Two things you might try (if you haven't tried them already):

1) Have you tried putting orthovanadate in the fixative to preserve the phosphorylation of the S6 protein? If the endogenous phosphatases in the tissue aren't sufficiently inhibited, they could be removing the phosphates from the protein resulting in a loss of signal.

2) You might try antigen retrieval on some of the 24 hr fixed tissue to see if it restores your PS-6 labeling. We find that using a hot citrate retrieval step is helpful for many antigens.

Hi David,

I have tried the antigen retrieval, I boiled the tissue for 5 minutes in citric acid before staining. Unfortunately this did not elicit any PS6 staining. Interestingly enough, when I tried this on the vasotocin stain for consistency it also seemed to have somewhat of a negative impact on the staining.

I will look into the orthovanadate though, I think this may be a step worth considering! Thank you!

In case its of any use to you, I've attached the protocols we use for immunolabeling frozen and paraffin sections (we work mostly in brain and retina), which include what we do for antigen retrieval (including the citrate buffer formulation we use). A big difference between what we do and what you tried for antigen retrieval is the temperature and time of the citrate retrieval step. I don't know if this would make a difference.

We never expose the sections to boiling citrate buffer. We heat the buffer up to 90-95 degrees C and then immerse them in the citrate. We then let them stand at room temp on the countertop for 30 to 60 min. I've never tried a real short incubation in the citrate buffer. 5 min may not be enough time to get the full benefit.

Dave Sherry

I will definitely give these a read, thank you! I have also recently seen an antigen retrieval protocol where hot citrate was pipetted onto slides for 5 minute incubations 3 times, I may try a few different variations of this including the method that you use. If there's a method that can bring back expression of the PS6 protein while not negatively impacting the vasotocin expression then that would definitely make a lot of things possible!

Thank you!

Hi David, quick follow-up; I think that this orthovanadate step will be a very good one to test in order to see if it's the paraformaldehyde or the phosphorases that are inhibiting the signal. Do you have a personally recommended concentration for using it at?

Hi Jeffrey,

would it be possible for you to use a different fixation? If one of the epitopes is so sensitive maybe an alternative fixation with eg. acetone might be an alternative which could work for both. We had to switch to acetone for some antibodies in cell culture experiments due to epitope masking by PFA. In tissue we recently successfully used antigen retrieval with 110°C for 10 minutes. But in my opinion boiling tissue should be the last possibility since the tissue quality is suffering.

Good luck.

Best, Claus

Hi Claus,

It might be worth looking into alternative forms of fixation.

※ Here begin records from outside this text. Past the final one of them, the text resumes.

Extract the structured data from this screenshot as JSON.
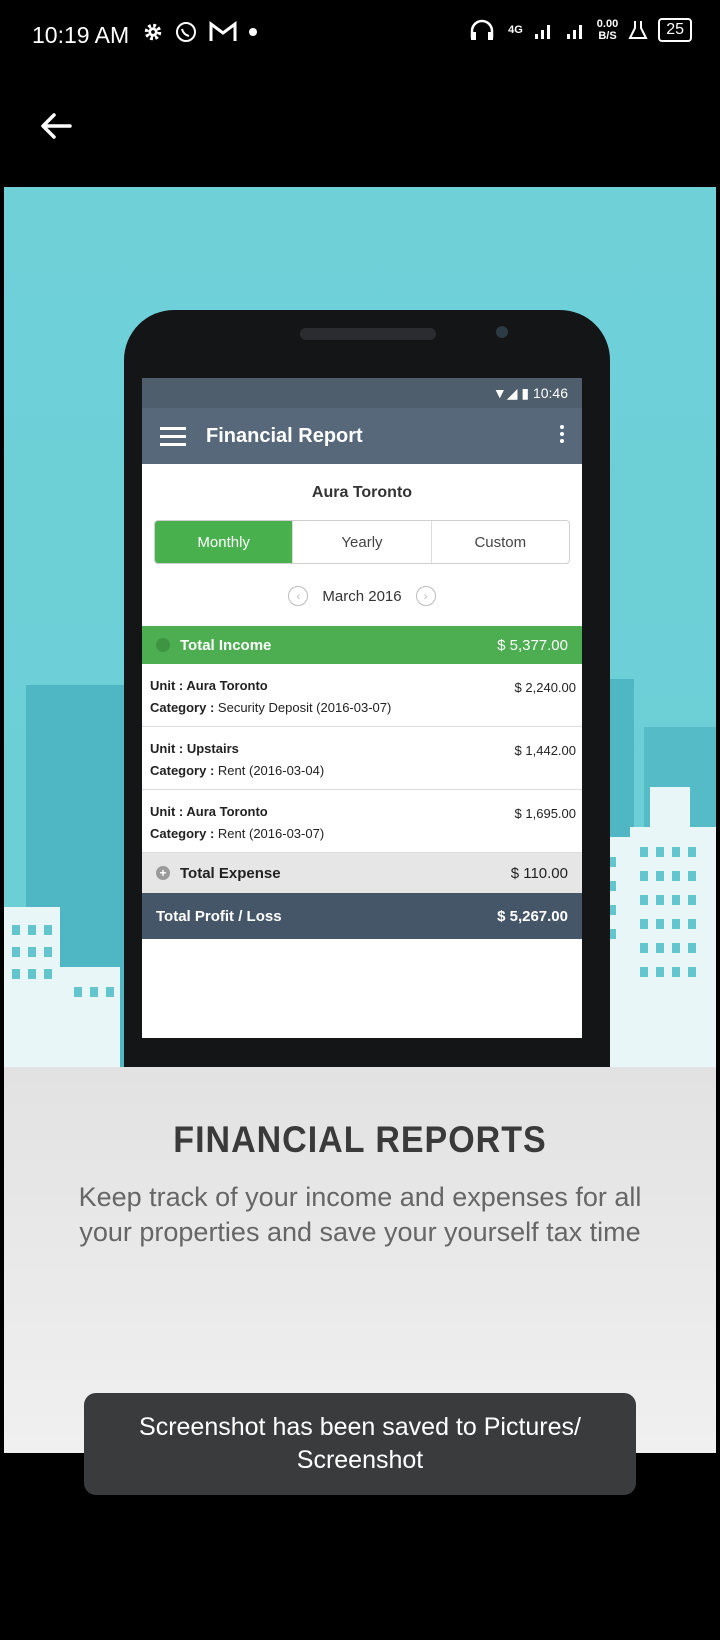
{
  "status_bar": {
    "time": "10:19 AM",
    "network": "4G",
    "speed_value": "0.00",
    "speed_unit": "B/S",
    "battery": "25"
  },
  "app_bar": {
    "back_icon": "arrow-left-icon"
  },
  "promo": {
    "phone": {
      "status_time": "10:46",
      "toolbar_title": "Financial Report",
      "property_name": "Aura Toronto",
      "tabs": [
        {
          "label": "Monthly",
          "active": true
        },
        {
          "label": "Yearly",
          "active": false
        },
        {
          "label": "Custom",
          "active": false
        }
      ],
      "period": "March 2016",
      "total_income": {
        "label": "Total Income",
        "amount": "$ 5,377.00"
      },
      "items": [
        {
          "unit_label": "Unit :",
          "unit": "Aura Toronto",
          "category_label": "Category :",
          "category": "Security Deposit (2016-03-07)",
          "amount": "$ 2,240.00"
        },
        {
          "unit_label": "Unit :",
          "unit": "Upstairs",
          "category_label": "Category :",
          "category": "Rent (2016-03-04)",
          "amount": "$ 1,442.00"
        },
        {
          "unit_label": "Unit :",
          "unit": "Aura Toronto",
          "category_label": "Category :",
          "category": "Rent (2016-03-07)",
          "amount": "$ 1,695.00"
        }
      ],
      "total_expense": {
        "label": "Total Expense",
        "amount": "$ 110.00"
      },
      "total_profit": {
        "label": "Total Profit / Loss",
        "amount": "$ 5,267.00"
      }
    },
    "title": "FINANCIAL REPORTS",
    "description": "Keep track of your income and expenses for all your properties and save your yourself tax time"
  },
  "toast": {
    "message": "Screenshot has been saved to  Pictures/ Screenshot"
  },
  "colors": {
    "background": "#000000",
    "sky": "#6fd0d8",
    "green": "#48b04d",
    "toolbar": "#56687a",
    "profit": "#455668"
  }
}
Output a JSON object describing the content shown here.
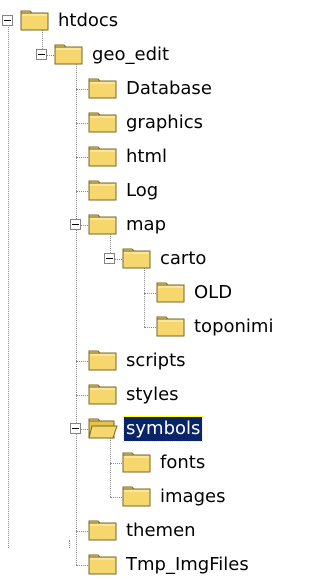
{
  "tree": {
    "nodes": [
      {
        "label": "htdocs",
        "depth": 0,
        "expandable": true,
        "expanded": true,
        "selected": false,
        "icon": "folder-icon"
      },
      {
        "label": "geo_edit",
        "depth": 1,
        "expandable": true,
        "expanded": true,
        "selected": false,
        "icon": "folder-icon"
      },
      {
        "label": "Database",
        "depth": 2,
        "expandable": false,
        "expanded": false,
        "selected": false,
        "icon": "folder-icon"
      },
      {
        "label": "graphics",
        "depth": 2,
        "expandable": false,
        "expanded": false,
        "selected": false,
        "icon": "folder-icon"
      },
      {
        "label": "html",
        "depth": 2,
        "expandable": false,
        "expanded": false,
        "selected": false,
        "icon": "folder-icon"
      },
      {
        "label": "Log",
        "depth": 2,
        "expandable": false,
        "expanded": false,
        "selected": false,
        "icon": "folder-icon"
      },
      {
        "label": "map",
        "depth": 2,
        "expandable": true,
        "expanded": true,
        "selected": false,
        "icon": "folder-icon"
      },
      {
        "label": "carto",
        "depth": 3,
        "expandable": true,
        "expanded": true,
        "selected": false,
        "icon": "folder-icon"
      },
      {
        "label": "OLD",
        "depth": 4,
        "expandable": false,
        "expanded": false,
        "selected": false,
        "icon": "folder-icon"
      },
      {
        "label": "toponimi",
        "depth": 4,
        "expandable": false,
        "expanded": false,
        "selected": false,
        "icon": "folder-icon"
      },
      {
        "label": "scripts",
        "depth": 2,
        "expandable": false,
        "expanded": false,
        "selected": false,
        "icon": "folder-icon"
      },
      {
        "label": "styles",
        "depth": 2,
        "expandable": false,
        "expanded": false,
        "selected": false,
        "icon": "folder-icon"
      },
      {
        "label": "symbols",
        "depth": 2,
        "expandable": true,
        "expanded": true,
        "selected": true,
        "icon": "open-folder-icon"
      },
      {
        "label": "fonts",
        "depth": 3,
        "expandable": false,
        "expanded": false,
        "selected": false,
        "icon": "folder-icon"
      },
      {
        "label": "images",
        "depth": 3,
        "expandable": false,
        "expanded": false,
        "selected": false,
        "icon": "folder-icon"
      },
      {
        "label": "themen",
        "depth": 2,
        "expandable": false,
        "expanded": false,
        "selected": false,
        "icon": "folder-icon"
      },
      {
        "label": "Tmp_ImgFiles",
        "depth": 2,
        "expandable": false,
        "expanded": false,
        "selected": false,
        "icon": "folder-icon"
      }
    ]
  },
  "colors": {
    "selection_background": "#0a246a",
    "selection_text": "#ffffff",
    "folder_fill": "#f5d76e",
    "folder_outline": "#7a6a20",
    "guide_line": "#8c8c8c"
  }
}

I'll have to do some reading about how different fixation techniques may impact antigens in zebrafish tissue as they do seem to be a bit more fragile than the rat tissue I have previously worked with. I will see if others are using similar fixative techniques, because as you said, it is entirely possible that the PFA is just not going to react well with the target proteins.

As far as the previous suggestion with using orthovanadate in the fixative, I do seem to be having some difficulties finding studies where any groups have actually used it in the fixative for immunohistochemistry, rather using it as a phosphotase inhibitor in homogenization solutions for immunoblotting. If it is something that would work in PFA that would also definitely be something I would try.

Use of microwave can also help with antigen retrieval in paraffin so maybe microwave treatment of slides.

Hi Leonie, yes this is something we have tried. Today I am going to try implementing David's suggestion of heating the citrate buffer and incubating the slides in the heated buffer as it cools for ~30-60 mins to see if this works, as our initial attempt of boiling the slides in citric acid in the microwave did not elicit any change in antigen expression. We have also added orthovanadate to the fixative both in post-fixed whole brains and brains sectioned onto slides in order to try to quench endogenous phosphotases that may be breaking down the target protein.

Just to add an update for future reference if anyone else has a similar question;

We were unable to achieve staining using the PS6 antibody in overnight fixed tissue. We added 10mM sodium orthovanadate solution to 8% paraformaldehyde to make a 4% solution including 10mM orthovanadate. We post-fixed both whole brains and slide-mounted brains in this fixative overnight in order to determine if the type of fixation would make any difference as well. Additionally, we performed antigen retrieval on half of the slides using David's protocol (heating the citrate buffer to ~95C and then incubating the brains in this warmed buffer for 60 minutes).

Unfortunately none of these methods were sufficient to obtain PS6 staining using fixed tissue. Interestingly enough, this method of antigen retrieval also quenched vasotocin and isotocin expression, which we now find to only work in fixed tissue that has not undergone antigen retrieval.

Thank you all for your help, but as of now it would appear that the double-label staining is something I will have to set to the side for now.